Desde que en la Edad Media aquella compilación árabe, probablemente traducida de una versión anterior persa, adoptó su nombre actual, Alf Layla wa-Layla -literalmente “mil noches y una noche”, expresando la idea de un número transfinito, ya que 1.000 representaba la infinidad conceptual para los matemáticos árabes-, esta cifra parece haberse consolidado en el repertorio de los cuentos de las 1.001 experiencias imperdibles que han de dar sentido a nuestras vidas: 1001 películas que hay que haber visto antes de morir, 1001 discos que hay que haber escuchado antes de morir, 1001 lugares que hay que haber visitado antes de morir, 1001 libros que hay que haber leído antes de morir… Hace tan sólo una semana, Paul Gravett presentaba en Madrid su antología “1001 cómics que hay que leer antes de morir”
Cuando se trata de asuntos más serios, el reinado del número 10 es indiscutible.
Desde que Moisés recibiera los diez mandamientos, pasando por los decálogos de buenas prácticas para construir un mundo mejor o conseguir un planeta más saludable que toda organización que se precie ha de proponer, llegamos a Mike Davis, que después de haberse prometido a sí mismo “que nunca se convertiría en un viejo imbécil con lecciones que transmitir”, nos plantea en base a su experiencia “Los diez mandamientos del perfecto militante”.
Pero quizá sea ya el momento de alejarnos de propuestas normativas simplificadas y asumir la complejidad inherente al intento de tratar conectar nuestras preocupaciones con el mundo.
En una entrevista reciente, John Berger citaba a Tom Waits: “cuando uno escribe una canción, la idea es construir un camino por el que alguien más pueda circular alguna vez”. Una primera apreciación: para crear caminos por los que se pueda seguir circulando, probablemente nos veremos en la necesidad de crear otro vocabulario, redefinir ciertos términos, como “desarrollo” o “democracia”, que por el modo en el que se utilizan han perdido totalmente su sentido.
En su último libro, “Con la esperanza entre los dientes”, Berger habla de una alternativa, “porque los tiempos no deberían ser de barbarie”; nos recuerda que “la esperanza tiene un corazón generoso, es una respuesta en la oscuridad y puede nacer justo cuando todo parece perdido”. Junto con compartir lo escaso, compartir las decisiones es un acto político.
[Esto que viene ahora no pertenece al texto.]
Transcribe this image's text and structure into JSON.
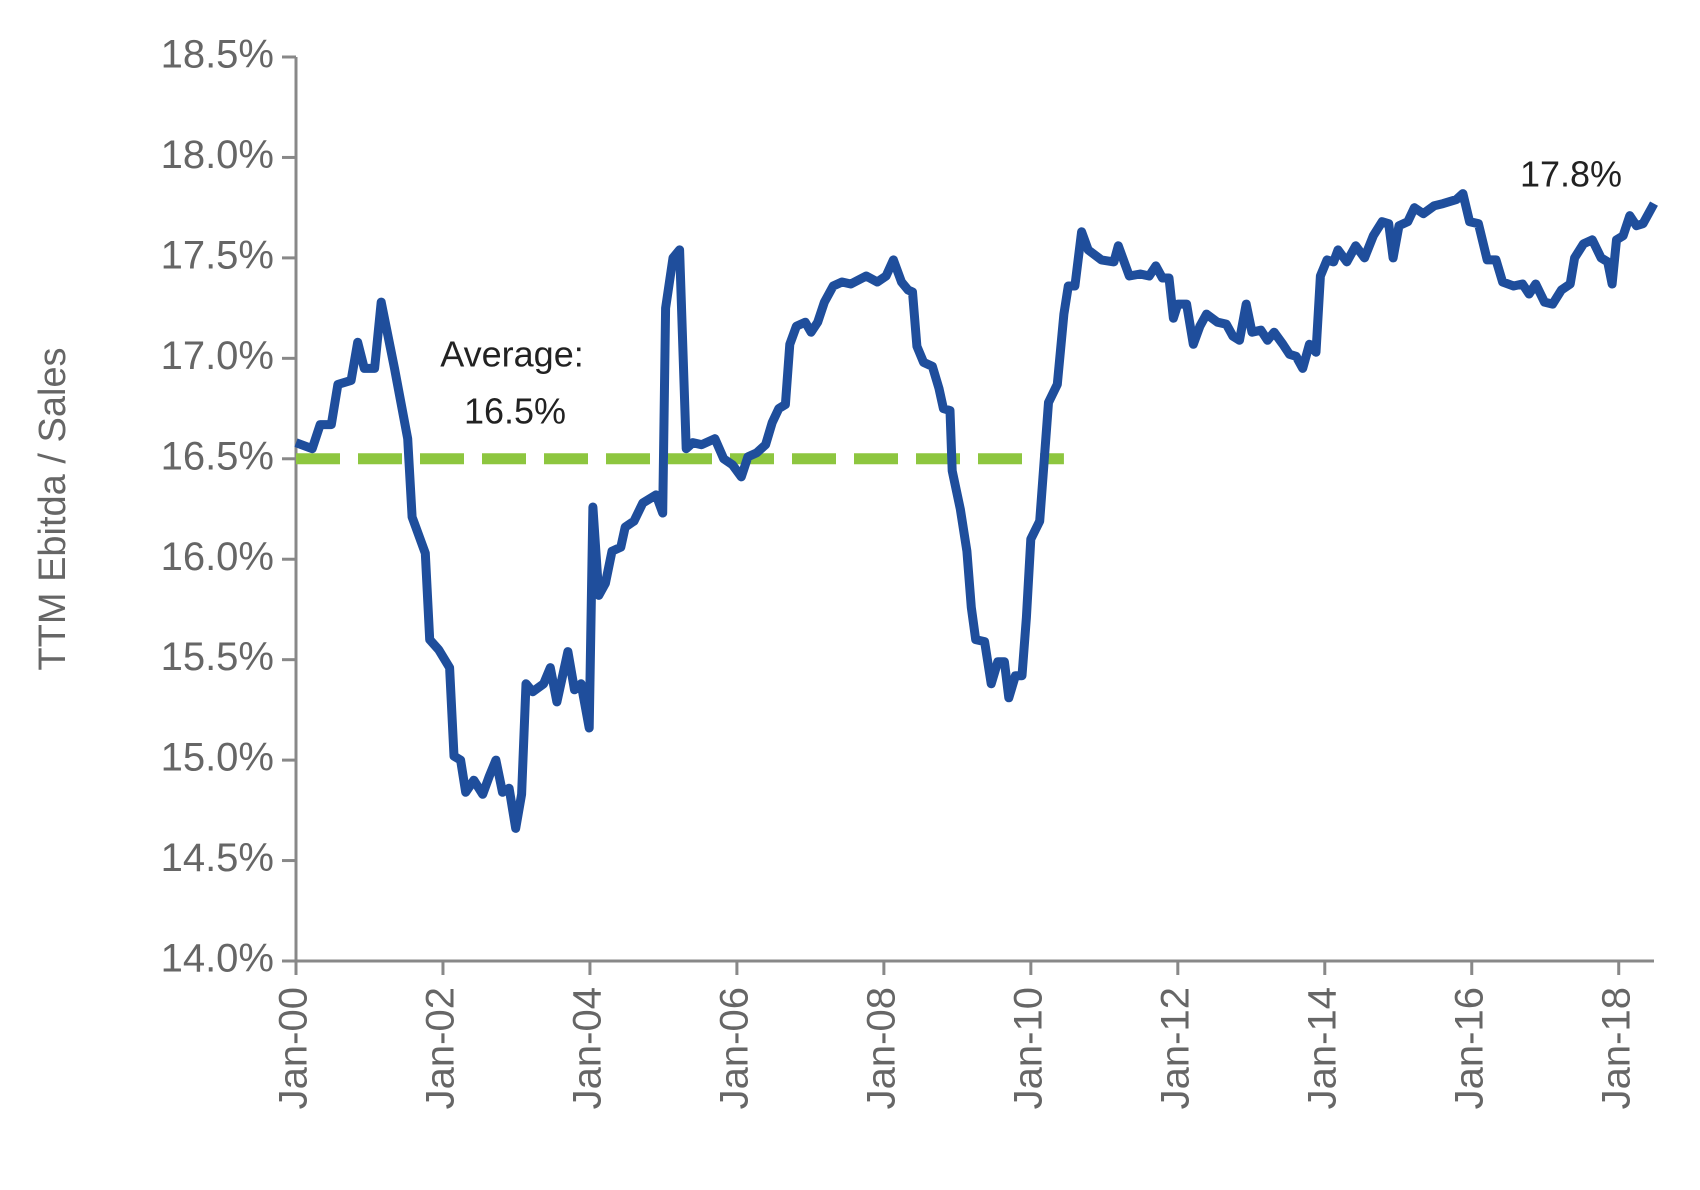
{
  "chart_data": {
    "type": "line",
    "y_axis_label": "TTM Ebitda / Sales",
    "xlim": [
      2000,
      2018.48
    ],
    "xticks": [
      {
        "value": 2000,
        "label": "Jan-00"
      },
      {
        "value": 2002,
        "label": "Jan-02"
      },
      {
        "value": 2004,
        "label": "Jan-04"
      },
      {
        "value": 2006,
        "label": "Jan-06"
      },
      {
        "value": 2008,
        "label": "Jan-08"
      },
      {
        "value": 2010,
        "label": "Jan-10"
      },
      {
        "value": 2012,
        "label": "Jan-12"
      },
      {
        "value": 2014,
        "label": "Jan-14"
      },
      {
        "value": 2016,
        "label": "Jan-16"
      },
      {
        "value": 2018,
        "label": "Jan-18"
      }
    ],
    "ylim": [
      14.0,
      18.5
    ],
    "yticks": [
      {
        "value": 14.0,
        "label": "14.0%"
      },
      {
        "value": 14.5,
        "label": "14.5%"
      },
      {
        "value": 15.0,
        "label": "15.0%"
      },
      {
        "value": 15.5,
        "label": "15.5%"
      },
      {
        "value": 16.0,
        "label": "16.0%"
      },
      {
        "value": 16.5,
        "label": "16.5%"
      },
      {
        "value": 17.0,
        "label": "17.0%"
      },
      {
        "value": 17.5,
        "label": "17.5%"
      },
      {
        "value": 18.0,
        "label": "18.0%"
      },
      {
        "value": 18.5,
        "label": "18.5%"
      }
    ],
    "x": [
      2000.0,
      2000.22,
      2000.33,
      2000.48,
      2000.57,
      2000.75,
      2000.84,
      2000.93,
      2001.07,
      2001.16,
      2001.34,
      2001.52,
      2001.58,
      2001.76,
      2001.82,
      2001.94,
      2002.09,
      2002.15,
      2002.24,
      2002.31,
      2002.42,
      2002.54,
      2002.63,
      2002.72,
      2002.81,
      2002.9,
      2002.99,
      2003.07,
      2003.13,
      2003.22,
      2003.37,
      2003.46,
      2003.55,
      2003.7,
      2003.79,
      2003.88,
      2003.99,
      2004.04,
      2004.12,
      2004.21,
      2004.3,
      2004.42,
      2004.48,
      2004.6,
      2004.72,
      2004.9,
      2004.99,
      2005.03,
      2005.13,
      2005.22,
      2005.31,
      2005.4,
      2005.52,
      2005.7,
      2005.82,
      2005.94,
      2006.06,
      2006.15,
      2006.27,
      2006.39,
      2006.48,
      2006.57,
      2006.66,
      2006.72,
      2006.81,
      2006.93,
      2007.01,
      2007.1,
      2007.19,
      2007.31,
      2007.43,
      2007.55,
      2007.76,
      2007.91,
      2008.03,
      2008.13,
      2008.24,
      2008.33,
      2008.39,
      2008.45,
      2008.54,
      2008.66,
      2008.75,
      2008.81,
      2008.9,
      2008.93,
      2009.04,
      2009.13,
      2009.19,
      2009.25,
      2009.37,
      2009.46,
      2009.55,
      2009.64,
      2009.7,
      2009.79,
      2009.88,
      2009.94,
      2010.0,
      2010.12,
      2010.24,
      2010.36,
      2010.45,
      2010.51,
      2010.6,
      2010.69,
      2010.78,
      2010.96,
      2011.13,
      2011.19,
      2011.34,
      2011.49,
      2011.61,
      2011.7,
      2011.79,
      2011.88,
      2011.94,
      2012.0,
      2012.12,
      2012.21,
      2012.3,
      2012.39,
      2012.54,
      2012.66,
      2012.75,
      2012.84,
      2012.93,
      2013.01,
      2013.13,
      2013.22,
      2013.31,
      2013.43,
      2013.52,
      2013.61,
      2013.7,
      2013.79,
      2013.88,
      2013.94,
      2014.03,
      2014.12,
      2014.18,
      2014.3,
      2014.42,
      2014.54,
      2014.66,
      2014.78,
      2014.87,
      2014.93,
      2015.01,
      2015.13,
      2015.22,
      2015.34,
      2015.49,
      2015.61,
      2015.79,
      2015.88,
      2015.97,
      2016.09,
      2016.21,
      2016.33,
      2016.42,
      2016.57,
      2016.69,
      2016.78,
      2016.87,
      2016.99,
      2017.1,
      2017.22,
      2017.34,
      2017.4,
      2017.52,
      2017.64,
      2017.76,
      2017.85,
      2017.91,
      2017.97,
      2018.06,
      2018.15,
      2018.24,
      2018.33,
      2018.48
    ],
    "series": [
      {
        "name": "TTM Ebitda / Sales",
        "color": "#1f4e9c",
        "values": [
          16.58,
          16.55,
          16.67,
          16.67,
          16.87,
          16.89,
          17.08,
          16.95,
          16.95,
          17.28,
          16.95,
          16.6,
          16.21,
          16.03,
          15.6,
          15.55,
          15.46,
          15.02,
          15.0,
          14.84,
          14.9,
          14.83,
          14.92,
          15.0,
          14.84,
          14.86,
          14.66,
          14.83,
          15.38,
          15.34,
          15.38,
          15.46,
          15.29,
          15.54,
          15.35,
          15.38,
          15.16,
          16.26,
          15.82,
          15.88,
          16.04,
          16.06,
          16.16,
          16.19,
          16.28,
          16.32,
          16.23,
          17.25,
          17.5,
          17.54,
          16.55,
          16.58,
          16.57,
          16.6,
          16.5,
          16.47,
          16.41,
          16.51,
          16.53,
          16.57,
          16.68,
          16.75,
          16.77,
          17.07,
          17.16,
          17.18,
          17.13,
          17.18,
          17.28,
          17.36,
          17.38,
          17.37,
          17.41,
          17.38,
          17.41,
          17.49,
          17.38,
          17.34,
          17.33,
          17.06,
          16.98,
          16.96,
          16.85,
          16.75,
          16.74,
          16.44,
          16.25,
          16.04,
          15.76,
          15.6,
          15.59,
          15.38,
          15.49,
          15.49,
          15.31,
          15.42,
          15.42,
          15.71,
          16.1,
          16.19,
          16.78,
          16.87,
          17.22,
          17.36,
          17.36,
          17.63,
          17.54,
          17.49,
          17.48,
          17.56,
          17.41,
          17.42,
          17.41,
          17.46,
          17.4,
          17.4,
          17.2,
          17.27,
          17.27,
          17.07,
          17.16,
          17.22,
          17.18,
          17.17,
          17.11,
          17.09,
          17.27,
          17.13,
          17.14,
          17.09,
          17.13,
          17.07,
          17.02,
          17.01,
          16.95,
          17.07,
          17.03,
          17.41,
          17.49,
          17.48,
          17.54,
          17.48,
          17.56,
          17.5,
          17.61,
          17.68,
          17.67,
          17.5,
          17.66,
          17.68,
          17.75,
          17.72,
          17.76,
          17.77,
          17.79,
          17.82,
          17.68,
          17.67,
          17.49,
          17.49,
          17.38,
          17.36,
          17.37,
          17.32,
          17.37,
          17.28,
          17.27,
          17.34,
          17.37,
          17.5,
          17.57,
          17.59,
          17.5,
          17.48,
          17.37,
          17.59,
          17.61,
          17.71,
          17.66,
          17.67,
          17.77
        ]
      }
    ],
    "average_line": {
      "value": 16.5,
      "x": [
        2000,
        2010.45
      ],
      "color": "#8dc63f",
      "label": [
        "Average:",
        "16.5%"
      ]
    },
    "end_label": "17.8%"
  }
}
Devenir, transformarnos, implica aspirar a algo que aparentemente no es inmediato. Berger nos invita a vivir el presente, y nuestras relaciones, de un modo muy diferente al que nos propone la visión que del mundo se implanta por todas partes: podemos resistirla.
“Resistimos, sobre todo cuando nos negamos a juzgarnos con los criterios de nuestros opresores. Cuando rechazamos los valores de la manipulación. Cuando rechazamos no sólo los términos de nuestros opresores sino la historia como ellos la cuentan. Debemos recordar que la peor ocupación es tener invadidos el espíritu y el pensamiento”.
Frente a las propuestas normativas, una necesidad imperiosa: recuperar la complejidad de lo existente y reavivar nuestra imaginación para reconectar con el mundo, en la búsqueda de propuestas de contenido para ese futuro posible.